Quem ocupará o meu lugar depois da minha morte?
Sei bem que a cruel cinza das horas me não perdoará...
E aí, alguém ocupará o lugar destes olhos já mortos e de ninguém!
Aí já não existe nada!Nem pai,nem mãe,nem mesmo o próprio nada!
Paro então para ouvir o silêncio cantar,
pararei para escutar o nada em que vou mergulhando calmamente.
A consciência também cessou.
Será isto o absoluto?
Será este o único estado de ausência de mim mesma?
Será certo não encontrar as respostas, que bóiam mortas num lago fantasioso e distante.
Agora nada.
Que liberdade?
Que futuro?
Que deriva constante, essa que me leva á insatisfação permanente
que é a de ver surgir um caminho que vejo sempre errado,
que é a de julgar muito pouco a tudo e a todas as coisas.
Faltar-me-à força para a busca de mim mesma?
Mais não faço que pesquisar em mim mesma e não encontrar ninguém...
Porta
Tento fechar essa porta
e trancá-la para sempre,
ver a luz num só repente
suspirar e te ignorar.
Não quero mais ver do outro lado,
não mais quero ver a tua imagem,
faço em mim uma viagem,
uma viragem no meu ser.
De futuro apenas eu! E em ti nada mais importa...

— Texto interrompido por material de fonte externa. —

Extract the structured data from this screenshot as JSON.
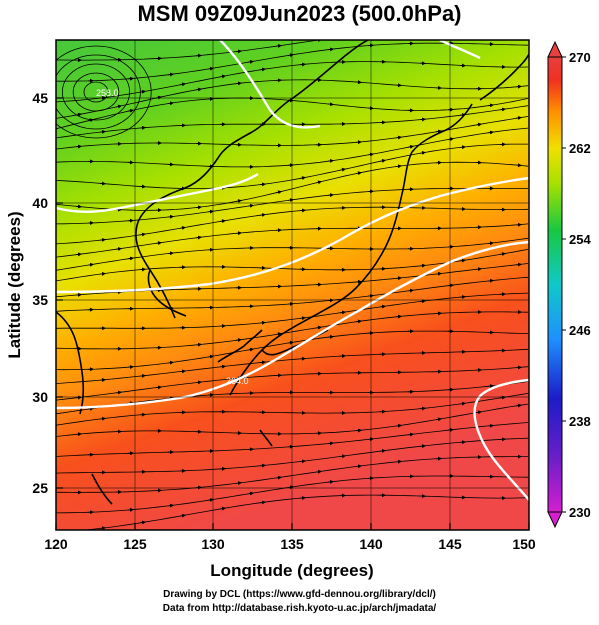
{
  "title": "MSM 09Z09Jun2023 (500.0hPa)",
  "map": {
    "xlabel": "Longitude (degrees)",
    "ylabel": "Latitude  (degrees)",
    "xticks": [
      "120",
      "125",
      "130",
      "135",
      "140",
      "145",
      "150"
    ],
    "yticks": [
      "45",
      "40",
      "35",
      "30",
      "25"
    ],
    "xlim": [
      120,
      150
    ],
    "ylim": [
      22.5,
      47.5
    ],
    "variable": "temperature with wind streamlines",
    "contour_labels": [
      "258.0",
      "264.0"
    ]
  },
  "colorbar": {
    "ticks": [
      "270",
      "262",
      "254",
      "246",
      "238",
      "230"
    ],
    "range": [
      230,
      270
    ],
    "colors": [
      "#d51fd0",
      "#1c1cc8",
      "#1e90ff",
      "#10c8c8",
      "#18c840",
      "#a6e000",
      "#f0e000",
      "#ff9000",
      "#f03020",
      "#e84040"
    ]
  },
  "footer": {
    "line1": "Drawing by DCL (https://www.gfd-dennou.org/library/dcl/)",
    "line2": "Data from http://database.rish.kyoto-u.ac.jp/arch/jmadata/"
  }
}
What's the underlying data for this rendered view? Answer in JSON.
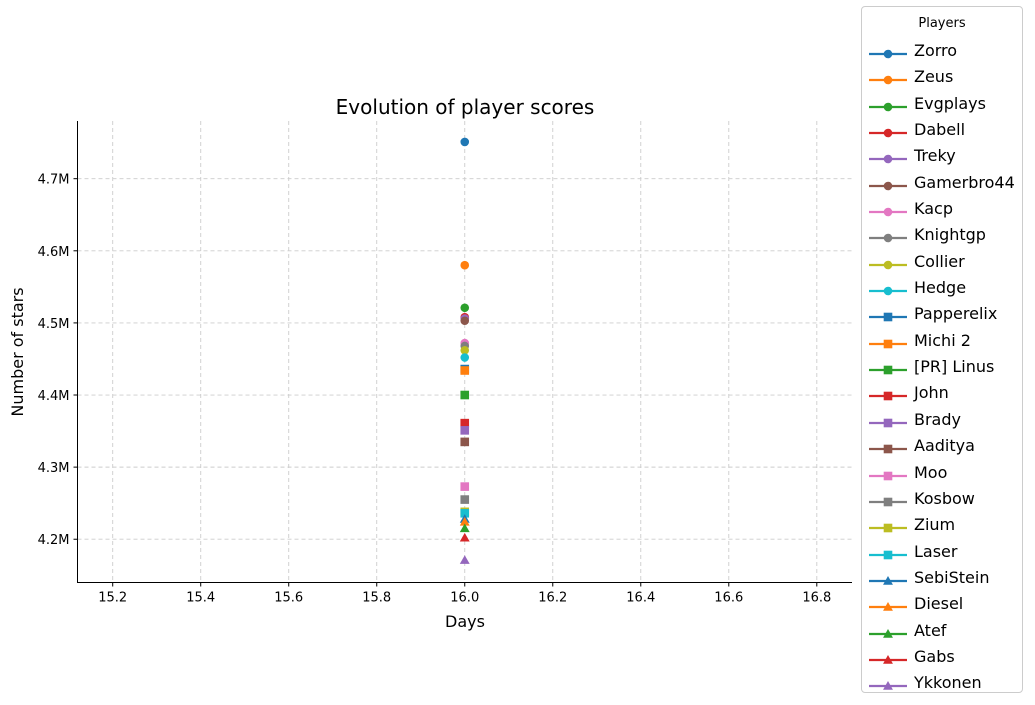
{
  "chart_data": {
    "type": "scatter",
    "title": "Evolution of player scores",
    "xlabel": "Days",
    "ylabel": "Number of stars",
    "xlim": [
      15.12,
      16.88
    ],
    "ylim": [
      4140000,
      4780000
    ],
    "x_ticks": [
      15.2,
      15.4,
      15.6,
      15.8,
      16.0,
      16.2,
      16.4,
      16.6,
      16.8
    ],
    "x_tick_labels": [
      "15.2",
      "15.4",
      "15.6",
      "15.8",
      "16.0",
      "16.2",
      "16.4",
      "16.6",
      "16.8"
    ],
    "y_ticks": [
      4200000,
      4300000,
      4400000,
      4500000,
      4600000,
      4700000
    ],
    "y_tick_labels": [
      "4.2M",
      "4.3M",
      "4.4M",
      "4.5M",
      "4.6M",
      "4.7M"
    ],
    "grid": true,
    "legend_title": "Players",
    "legend_position": "outside-right",
    "series": [
      {
        "name": "Zorro",
        "color": "#1f77b4",
        "marker": "circle",
        "x": [
          16.0
        ],
        "y": [
          4751000
        ]
      },
      {
        "name": "Zeus",
        "color": "#ff7f0e",
        "marker": "circle",
        "x": [
          16.0
        ],
        "y": [
          4580000
        ]
      },
      {
        "name": "Evgplays",
        "color": "#2ca02c",
        "marker": "circle",
        "x": [
          16.0
        ],
        "y": [
          4521000
        ]
      },
      {
        "name": "Dabell",
        "color": "#d62728",
        "marker": "circle",
        "x": [
          16.0
        ],
        "y": [
          4508000
        ]
      },
      {
        "name": "Treky",
        "color": "#9467bd",
        "marker": "circle",
        "x": [
          16.0
        ],
        "y": [
          4506000
        ]
      },
      {
        "name": "Gamerbro44",
        "color": "#8c564b",
        "marker": "circle",
        "x": [
          16.0
        ],
        "y": [
          4503000
        ]
      },
      {
        "name": "Kacp",
        "color": "#e377c2",
        "marker": "circle",
        "x": [
          16.0
        ],
        "y": [
          4472000
        ]
      },
      {
        "name": "Knightgp",
        "color": "#7f7f7f",
        "marker": "circle",
        "x": [
          16.0
        ],
        "y": [
          4468000
        ]
      },
      {
        "name": "Collier",
        "color": "#bcbd22",
        "marker": "circle",
        "x": [
          16.0
        ],
        "y": [
          4462000
        ]
      },
      {
        "name": "Hedge",
        "color": "#17becf",
        "marker": "circle",
        "x": [
          16.0
        ],
        "y": [
          4452000
        ]
      },
      {
        "name": "Papperelix",
        "color": "#1f77b4",
        "marker": "square",
        "x": [
          16.0
        ],
        "y": [
          4436000
        ]
      },
      {
        "name": "Michi 2",
        "color": "#ff7f0e",
        "marker": "square",
        "x": [
          16.0
        ],
        "y": [
          4434000
        ]
      },
      {
        "name": "[PR] Linus",
        "color": "#2ca02c",
        "marker": "square",
        "x": [
          16.0
        ],
        "y": [
          4400000
        ]
      },
      {
        "name": "John",
        "color": "#d62728",
        "marker": "square",
        "x": [
          16.0
        ],
        "y": [
          4361000
        ]
      },
      {
        "name": "Brady",
        "color": "#9467bd",
        "marker": "square",
        "x": [
          16.0
        ],
        "y": [
          4351000
        ]
      },
      {
        "name": "Aaditya",
        "color": "#8c564b",
        "marker": "square",
        "x": [
          16.0
        ],
        "y": [
          4335000
        ]
      },
      {
        "name": "Moo",
        "color": "#e377c2",
        "marker": "square",
        "x": [
          16.0
        ],
        "y": [
          4273000
        ]
      },
      {
        "name": "Kosbow",
        "color": "#7f7f7f",
        "marker": "square",
        "x": [
          16.0
        ],
        "y": [
          4255000
        ]
      },
      {
        "name": "Zium",
        "color": "#bcbd22",
        "marker": "square",
        "x": [
          16.0
        ],
        "y": [
          4238000
        ]
      },
      {
        "name": "Laser",
        "color": "#17becf",
        "marker": "square",
        "x": [
          16.0
        ],
        "y": [
          4236000
        ]
      },
      {
        "name": "SebiStein",
        "color": "#1f77b4",
        "marker": "triangle",
        "x": [
          16.0
        ],
        "y": [
          4228000
        ]
      },
      {
        "name": "Diesel",
        "color": "#ff7f0e",
        "marker": "triangle",
        "x": [
          16.0
        ],
        "y": [
          4224000
        ]
      },
      {
        "name": "Atef",
        "color": "#2ca02c",
        "marker": "triangle",
        "x": [
          16.0
        ],
        "y": [
          4215000
        ]
      },
      {
        "name": "Gabs",
        "color": "#d62728",
        "marker": "triangle",
        "x": [
          16.0
        ],
        "y": [
          4202000
        ]
      },
      {
        "name": "Ykkonen",
        "color": "#9467bd",
        "marker": "triangle",
        "x": [
          16.0
        ],
        "y": [
          4171000
        ]
      }
    ]
  }
}
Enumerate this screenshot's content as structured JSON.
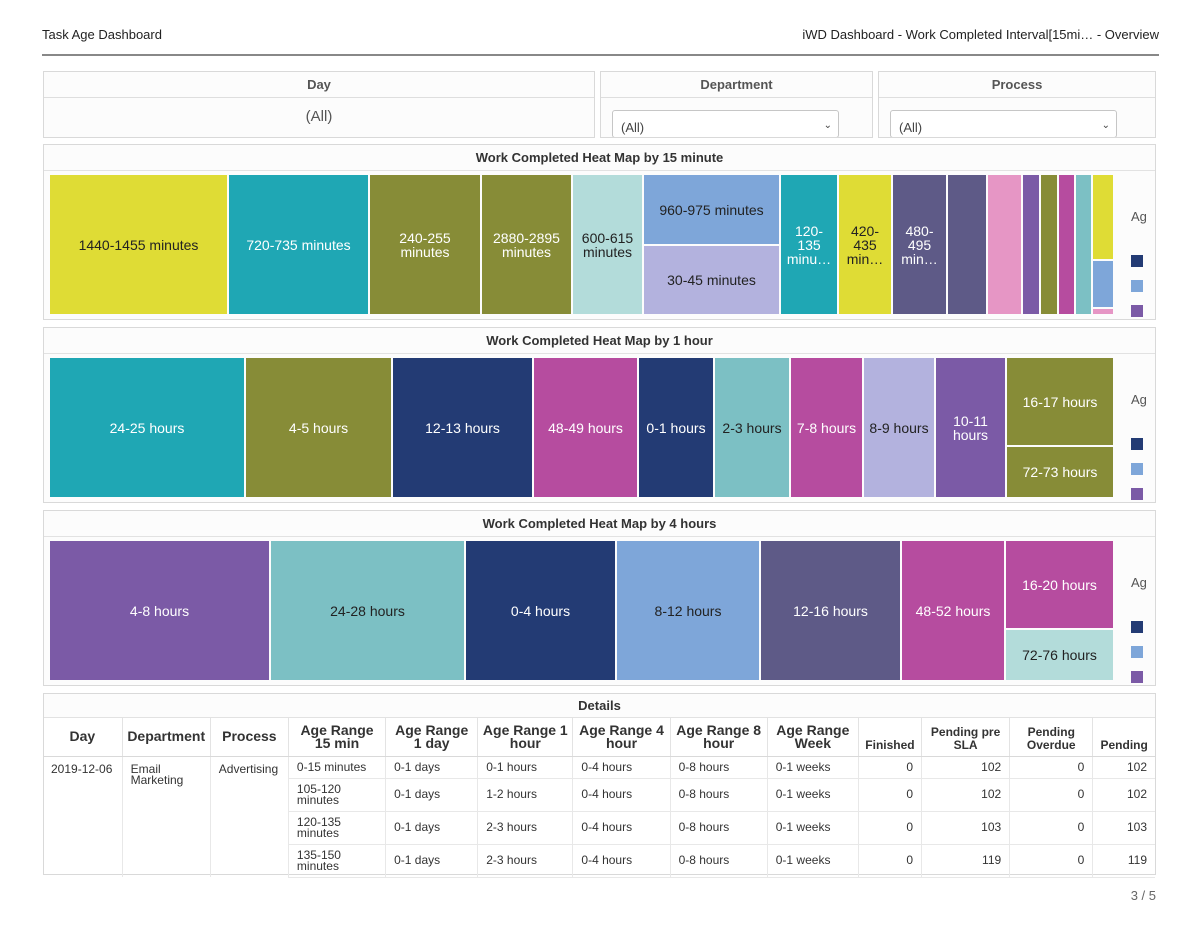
{
  "header": {
    "title": "Task Age Dashboard",
    "breadcrumb": "iWD Dashboard  -  Work Completed Interval[15mi…  -  Overview"
  },
  "filters": {
    "day": {
      "label": "Day",
      "value": "(All)"
    },
    "department": {
      "label": "Department",
      "value": "(All)"
    },
    "process": {
      "label": "Process",
      "value": "(All)"
    }
  },
  "heatmaps": {
    "m15": {
      "title": "Work Completed Heat Map by 15 minute",
      "legend_title": "Ag",
      "tiles": [
        {
          "label": "1440-1455 minutes",
          "color": "#dfdc35"
        },
        {
          "label": "720-735 minutes",
          "color": "#1fa7b4"
        },
        {
          "label": "240-255 minutes",
          "color": "#878c37"
        },
        {
          "label": "2880-2895 minutes",
          "color": "#878c37"
        },
        {
          "label": "600-615 minutes",
          "color": "#b3dcda"
        },
        {
          "label": "960-975 minutes",
          "color": "#7ea6d9"
        },
        {
          "label": "30-45 minutes",
          "color": "#b3b2de"
        },
        {
          "label": "120-135 minu…",
          "color": "#1fa7b4"
        },
        {
          "label": "420-435 min…",
          "color": "#dfdc35"
        },
        {
          "label": "480-495 min…",
          "color": "#5e5a87"
        },
        {
          "label": "",
          "color": "#5e5a87"
        },
        {
          "label": "",
          "color": "#e696c5"
        },
        {
          "label": "",
          "color": "#7b5aa6"
        },
        {
          "label": "",
          "color": "#878c37"
        },
        {
          "label": "",
          "color": "#b64c9f"
        },
        {
          "label": "",
          "color": "#7cc0c4"
        },
        {
          "label": "",
          "color": "#dfdc35"
        },
        {
          "label": "",
          "color": "#7ea6d9"
        },
        {
          "label": "",
          "color": "#e696c5"
        }
      ]
    },
    "h1": {
      "title": "Work Completed Heat Map by 1 hour",
      "legend_title": "Ag",
      "tiles": [
        {
          "label": "24-25 hours",
          "color": "#1fa7b4"
        },
        {
          "label": "4-5 hours",
          "color": "#878c37"
        },
        {
          "label": "12-13 hours",
          "color": "#233b74"
        },
        {
          "label": "48-49 hours",
          "color": "#b64c9f"
        },
        {
          "label": "0-1 hours",
          "color": "#233b74"
        },
        {
          "label": "2-3 hours",
          "color": "#7cc0c4"
        },
        {
          "label": "7-8 hours",
          "color": "#b64c9f"
        },
        {
          "label": "8-9 hours",
          "color": "#b3b2de"
        },
        {
          "label": "10-11 hours",
          "color": "#7b5aa6"
        },
        {
          "label": "16-17 hours",
          "color": "#878c37"
        },
        {
          "label": "72-73 hours",
          "color": "#878c37"
        }
      ]
    },
    "h4": {
      "title": "Work Completed Heat Map by 4 hours",
      "legend_title": "Ag",
      "tiles": [
        {
          "label": "4-8 hours",
          "color": "#7b5aa6"
        },
        {
          "label": "24-28 hours",
          "color": "#7cc0c4"
        },
        {
          "label": "0-4 hours",
          "color": "#233b74"
        },
        {
          "label": "8-12 hours",
          "color": "#7ea6d9"
        },
        {
          "label": "12-16 hours",
          "color": "#5e5a87"
        },
        {
          "label": "48-52 hours",
          "color": "#b64c9f"
        },
        {
          "label": "16-20 hours",
          "color": "#b64c9f"
        },
        {
          "label": "72-76 hours",
          "color": "#b3dcda"
        }
      ]
    },
    "legend_colors": [
      "#233b74",
      "#7ea6d9",
      "#7b5aa6"
    ]
  },
  "details": {
    "title": "Details",
    "columns": [
      "Day",
      "Department",
      "Process",
      "Age Range 15 min",
      "Age Range 1 day",
      "Age Range 1 hour",
      "Age Range 4 hour",
      "Age Range 8 hour",
      "Age Range Week",
      "Finished",
      "Pending pre SLA",
      "Pending Overdue",
      "Pending"
    ],
    "group": {
      "day": "2019-12-06",
      "department": "Email Marketing",
      "process": "Advertising"
    },
    "rows": [
      {
        "range15": "0-15 minutes",
        "day1": "0-1 days",
        "hour1": "0-1 hours",
        "hour4": "0-4 hours",
        "hour8": "0-8 hours",
        "week": "0-1 weeks",
        "finished": "0",
        "pending_pre_sla": "102",
        "pending_overdue": "0",
        "pending": "102"
      },
      {
        "range15": "105-120 minutes",
        "day1": "0-1 days",
        "hour1": "1-2 hours",
        "hour4": "0-4 hours",
        "hour8": "0-8 hours",
        "week": "0-1 weeks",
        "finished": "0",
        "pending_pre_sla": "102",
        "pending_overdue": "0",
        "pending": "102"
      },
      {
        "range15": "120-135 minutes",
        "day1": "0-1 days",
        "hour1": "2-3 hours",
        "hour4": "0-4 hours",
        "hour8": "0-8 hours",
        "week": "0-1 weeks",
        "finished": "0",
        "pending_pre_sla": "103",
        "pending_overdue": "0",
        "pending": "103"
      },
      {
        "range15": "135-150 minutes",
        "day1": "0-1 days",
        "hour1": "2-3 hours",
        "hour4": "0-4 hours",
        "hour8": "0-8 hours",
        "week": "0-1 weeks",
        "finished": "0",
        "pending_pre_sla": "119",
        "pending_overdue": "0",
        "pending": "119"
      }
    ]
  },
  "pagination": {
    "label": "3 / 5"
  }
}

digo adeus a esse céu e fecho definitivamente aquela porta!
Espelho
Essa imagem que rejeito
esse corpo que recuso ver,
essas marcas que me mostras,
és tudo o que eu quero esquecer.
Temo de longe o longo tempo em que eras céu reflexo em mim,
em que eras mar no firmamento,
doce aroma de jasmim.
Flor de encanto, de cor azul,
luz cadente, sol, luar
mel e pluma num só tempo, num só gesto para amar.
Mas num repente tudo muda, num suspiro,
numa sombra que surgiu
sobre um ser a quem o canto, o silêncio lhe aplaudiu.
Então tempo vida e mundo
todos, tudo então morreu.
Então tempo lá no fundo todos vivem menos eu.
O que te move e o que me move?
O que nos faz então fazer...fazer parte de um mundo onde não escolhi viver?!!!